La décision du Conseil constitutionnel sur la loi Hadopi 2 ne devrait pas avoir de conséquences pour le piratage en France, passé l’anxiété qui gagnera nécessairement pendant quelques mois les internautes. On s’apercevra vite qu’il est possible de contourner l’Hadopi, ou de contester efficacement le sérieux des preuves devant les tribunaux. Mais la décision est grave pour la philosophie qu’elle traduit eu égard à la Justice.
[…] le Conseil constitutionnel s’est surtout contenté de botter en touche à deux niveaux. Il renvoie au juge la responsabilité de vérifier la matérialité de l’infraction imputée à l’abonné à Internet, et il renvoie au Conseil d’Etat la responsabilité de décider si le délit de « négligence caractérisée » de l’abonné, qui sera défini par décret, est suffisamment précis pour être accepté.

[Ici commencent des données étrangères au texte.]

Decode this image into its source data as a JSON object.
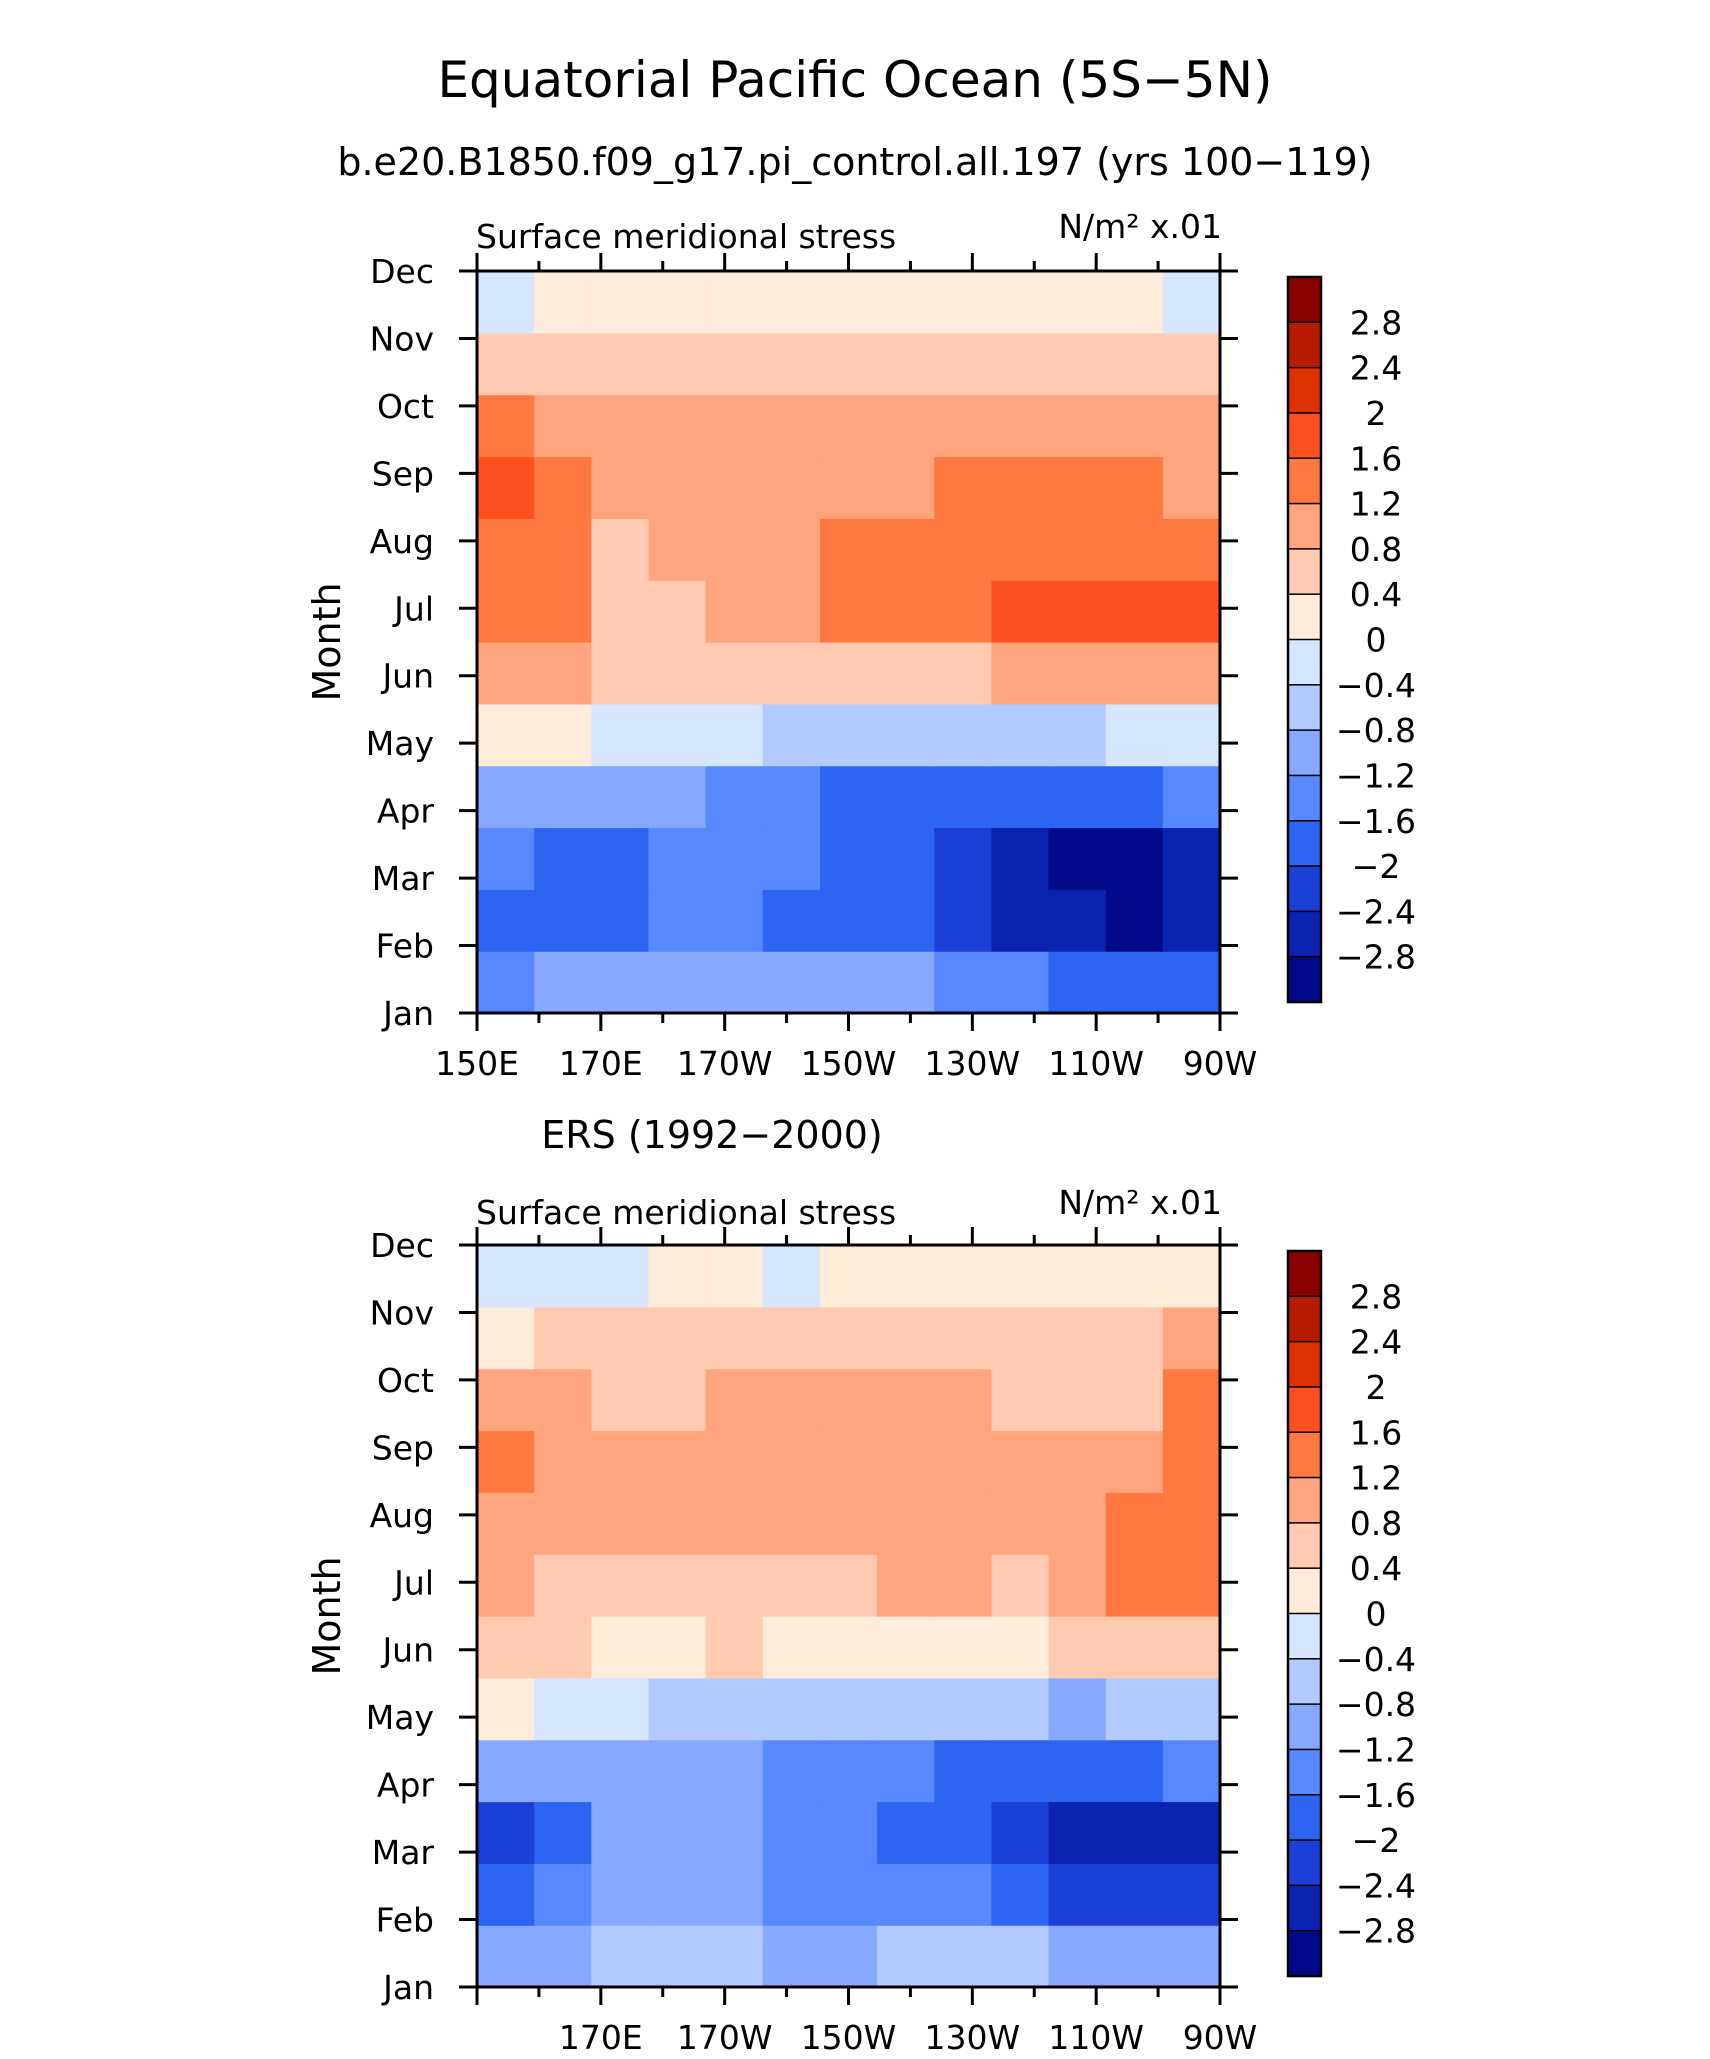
{
  "page": {
    "title": "Equatorial Pacific Ocean (5S−5N)",
    "subtitle": "b.e20.B1850.f09_g17.pi_control.all.197 (yrs 100−119)"
  },
  "colorbar": {
    "labels": [
      "2.8",
      "2.4",
      "2",
      "1.6",
      "1.2",
      "0.8",
      "0.4",
      "0",
      "−0.4",
      "−0.8",
      "−1.2",
      "−1.6",
      "−2",
      "−2.4",
      "−2.8"
    ],
    "colors": [
      "#8b0000",
      "#b81c00",
      "#de3200",
      "#ff5020",
      "#ff7840",
      "#ffa47c",
      "#ffcab0",
      "#ffebda",
      "#d6e6ff",
      "#b2caff",
      "#86a8ff",
      "#5888ff",
      "#2e64f2",
      "#1a40d8",
      "#0c22b0",
      "#020a8a"
    ]
  },
  "chart_data": [
    {
      "type": "heatmap",
      "panel_title": "",
      "title": "Surface meridional stress",
      "units": "N/m² x.01",
      "ylabel": "Month",
      "months": [
        "Jan",
        "Feb",
        "Mar",
        "Apr",
        "May",
        "Jun",
        "Jul",
        "Aug",
        "Sep",
        "Oct",
        "Nov",
        "Dec"
      ],
      "x_tick_labels": [
        "150E",
        "170E",
        "170W",
        "150W",
        "130W",
        "110W",
        "90W"
      ],
      "longitudes": [
        "150E",
        "160E",
        "170E",
        "180",
        "170W",
        "160W",
        "150W",
        "140W",
        "130W",
        "120W",
        "110W",
        "100W",
        "90W"
      ],
      "values": [
        [
          -1.3,
          -1.2,
          -1.0,
          -0.9,
          -0.9,
          -1.0,
          -1.1,
          -1.2,
          -1.4,
          -1.6,
          -1.7,
          -1.9,
          -1.8
        ],
        [
          -2.0,
          -1.9,
          -1.7,
          -1.6,
          -1.6,
          -1.7,
          -1.8,
          -2.0,
          -2.3,
          -2.6,
          -2.8,
          -3.0,
          -2.6
        ],
        [
          -1.6,
          -1.7,
          -1.7,
          -1.6,
          -1.6,
          -1.6,
          -1.7,
          -2.0,
          -2.4,
          -2.8,
          -3.0,
          -3.0,
          -2.6
        ],
        [
          -1.2,
          -1.2,
          -1.2,
          -1.2,
          -1.3,
          -1.5,
          -1.7,
          -1.8,
          -1.9,
          -1.9,
          -1.8,
          -1.7,
          -1.4
        ],
        [
          0.1,
          0.0,
          -0.2,
          -0.3,
          -0.4,
          -0.5,
          -0.6,
          -0.7,
          -0.7,
          -0.6,
          -0.5,
          -0.3,
          -0.1
        ],
        [
          0.9,
          0.8,
          0.6,
          0.5,
          0.4,
          0.4,
          0.5,
          0.6,
          0.7,
          0.8,
          0.9,
          1.0,
          1.0
        ],
        [
          1.4,
          1.2,
          0.7,
          0.6,
          0.8,
          1.0,
          1.3,
          1.4,
          1.5,
          1.6,
          1.8,
          1.9,
          1.6
        ],
        [
          1.5,
          1.2,
          0.7,
          0.8,
          0.9,
          1.1,
          1.4,
          1.5,
          1.5,
          1.5,
          1.5,
          1.5,
          1.3
        ],
        [
          1.8,
          1.4,
          1.1,
          1.0,
          1.0,
          1.0,
          1.1,
          1.1,
          1.2,
          1.3,
          1.3,
          1.2,
          1.0
        ],
        [
          1.2,
          1.0,
          0.9,
          0.9,
          0.9,
          0.9,
          0.9,
          0.9,
          0.9,
          1.0,
          1.0,
          0.9,
          0.8
        ],
        [
          0.4,
          0.4,
          0.4,
          0.4,
          0.4,
          0.4,
          0.4,
          0.4,
          0.5,
          0.6,
          0.7,
          0.6,
          0.4
        ],
        [
          -0.2,
          0.0,
          0.1,
          0.2,
          0.2,
          0.2,
          0.2,
          0.1,
          0.1,
          0.2,
          0.2,
          0.1,
          -0.1
        ]
      ]
    },
    {
      "type": "heatmap",
      "panel_title": "ERS (1992−2000)",
      "title": "Surface meridional stress",
      "units": "N/m² x.01",
      "ylabel": "Month",
      "months": [
        "Jan",
        "Feb",
        "Mar",
        "Apr",
        "May",
        "Jun",
        "Jul",
        "Aug",
        "Sep",
        "Oct",
        "Nov",
        "Dec"
      ],
      "x_tick_labels": [
        "",
        "170E",
        "170W",
        "150W",
        "130W",
        "110W",
        "90W"
      ],
      "longitudes": [
        "150E",
        "160E",
        "170E",
        "180",
        "170W",
        "160W",
        "150W",
        "140W",
        "130W",
        "120W",
        "110W",
        "100W",
        "90W"
      ],
      "values": [
        [
          -1.1,
          -1.0,
          -0.8,
          -0.7,
          -0.8,
          -0.9,
          -0.9,
          -0.8,
          -0.7,
          -0.8,
          -0.9,
          -1.0,
          -1.2
        ],
        [
          -1.7,
          -1.5,
          -0.9,
          -1.1,
          -1.2,
          -1.3,
          -1.3,
          -1.4,
          -1.6,
          -1.9,
          -2.2,
          -2.4,
          -2.3
        ],
        [
          -2.1,
          -1.8,
          -1.0,
          -1.1,
          -1.2,
          -1.4,
          -1.5,
          -1.8,
          -2.0,
          -2.3,
          -2.6,
          -2.7,
          -2.5
        ],
        [
          -1.2,
          -1.2,
          -1.1,
          -1.1,
          -1.2,
          -1.3,
          -1.5,
          -1.6,
          -1.7,
          -1.8,
          -1.9,
          -1.8,
          -1.5
        ],
        [
          0.1,
          -0.2,
          -0.4,
          -0.5,
          -0.6,
          -0.6,
          -0.6,
          -0.7,
          -0.8,
          -0.8,
          -0.9,
          -0.8,
          -0.6
        ],
        [
          0.5,
          0.4,
          0.3,
          0.3,
          0.4,
          0.3,
          0.3,
          0.3,
          0.2,
          0.2,
          0.4,
          0.6,
          0.7
        ],
        [
          0.9,
          0.7,
          0.6,
          0.6,
          0.7,
          0.6,
          0.7,
          0.8,
          0.8,
          0.7,
          0.9,
          1.3,
          1.5
        ],
        [
          1.0,
          0.8,
          0.9,
          0.8,
          0.9,
          0.9,
          0.9,
          0.9,
          0.8,
          0.8,
          0.9,
          1.3,
          1.4
        ],
        [
          1.3,
          0.9,
          0.9,
          0.8,
          1.0,
          1.0,
          0.9,
          1.0,
          1.0,
          0.9,
          0.8,
          0.9,
          1.3
        ],
        [
          0.9,
          0.8,
          0.7,
          0.7,
          0.8,
          0.8,
          0.8,
          0.8,
          0.8,
          0.7,
          0.7,
          0.7,
          1.2
        ],
        [
          0.3,
          0.4,
          0.5,
          0.4,
          0.4,
          0.4,
          0.4,
          0.5,
          0.5,
          0.5,
          0.6,
          0.5,
          0.9
        ],
        [
          -0.1,
          -0.2,
          -0.1,
          0.0,
          0.0,
          -0.1,
          0.1,
          0.1,
          0.1,
          0.2,
          0.3,
          0.3,
          0.2
        ]
      ]
    }
  ]
}
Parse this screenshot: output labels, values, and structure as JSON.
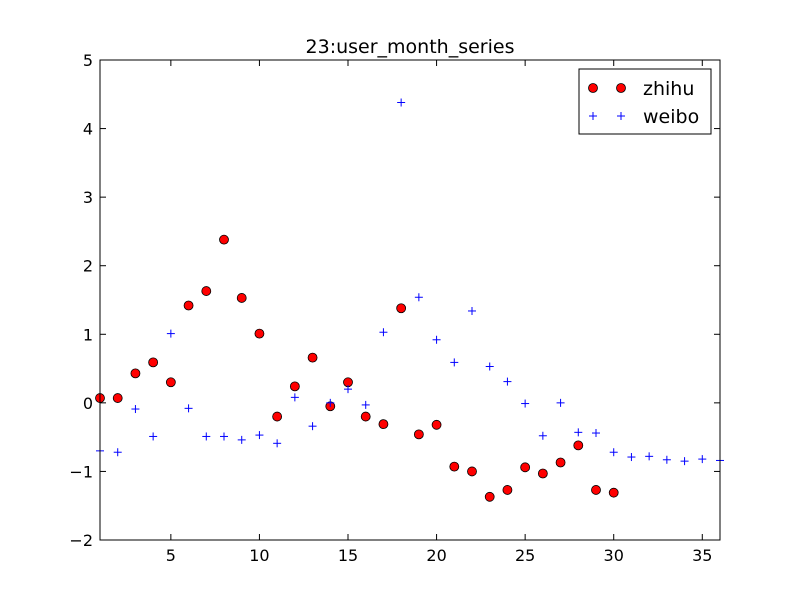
{
  "chart_data": {
    "type": "scatter",
    "title": "23:user_month_series",
    "xlabel": "",
    "ylabel": "",
    "xlim": [
      1,
      36
    ],
    "ylim": [
      -2,
      5
    ],
    "xticks": [
      5,
      10,
      15,
      20,
      25,
      30,
      35
    ],
    "yticks": [
      -2,
      -1,
      0,
      1,
      2,
      3,
      4,
      5
    ],
    "grid": false,
    "legend_position": "top-right",
    "series": [
      {
        "name": "zhihu",
        "marker": "circle",
        "color": "#ff0000",
        "edge_color": "#000000",
        "x": [
          1,
          2,
          3,
          4,
          5,
          6,
          7,
          8,
          9,
          10,
          11,
          12,
          13,
          14,
          15,
          16,
          17,
          18,
          19,
          20,
          21,
          22,
          23,
          24,
          25,
          26,
          27,
          28,
          29,
          30
        ],
        "y": [
          0.07,
          0.07,
          0.43,
          0.59,
          0.3,
          1.42,
          1.63,
          2.38,
          1.53,
          1.01,
          -0.2,
          0.24,
          0.66,
          -0.05,
          0.3,
          -0.2,
          -0.31,
          1.38,
          -0.46,
          -0.32,
          -0.93,
          -1.0,
          -1.37,
          -1.27,
          -0.94,
          -1.03,
          -0.87,
          -0.62,
          -1.27,
          -1.31
        ]
      },
      {
        "name": "weibo",
        "marker": "plus",
        "color": "#0000ff",
        "x": [
          1,
          2,
          3,
          4,
          5,
          6,
          7,
          8,
          9,
          10,
          11,
          12,
          13,
          14,
          15,
          16,
          17,
          18,
          19,
          20,
          21,
          22,
          23,
          24,
          25,
          26,
          27,
          28,
          29,
          30,
          31,
          32,
          33,
          34,
          35,
          36
        ],
        "y": [
          -0.7,
          -0.72,
          -0.09,
          -0.49,
          1.01,
          -0.08,
          -0.49,
          -0.49,
          -0.54,
          -0.47,
          -0.59,
          0.08,
          -0.34,
          0.0,
          0.2,
          -0.03,
          1.03,
          4.38,
          1.54,
          0.92,
          0.59,
          1.34,
          0.53,
          0.31,
          -0.01,
          -0.48,
          0.0,
          -0.43,
          -0.44,
          -0.72,
          -0.79,
          -0.78,
          -0.83,
          -0.85,
          -0.82,
          -0.84
        ]
      }
    ]
  }
}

Car sauf enquête de police approfondie, avec saisie de l’ordinateur et vérification du contenu des disques durs, il est déjà acquis que l’Hadopi ne pourra pas aller jusqu’à la sanction. Comme l’a rappelé le Conseil constitutionnel, le procureur devra vérifier « si un supplément d’enquête ou d’instruction est nécessaire ou si les éléments de preuve rassemblés par les fonctionnaires et agents chargés de fonctions de police judiciaire suffisent à établir la culpabilité de la personne mise en cause« . Or un relevé d’infraction à distance opéré par les ayants droit et transmis à l’Hadopi ne devrait, en aucun cas, « suffir à établir la culpabilité« . Aucun juge ne l’accepterait, et encore moins une cour d’appel.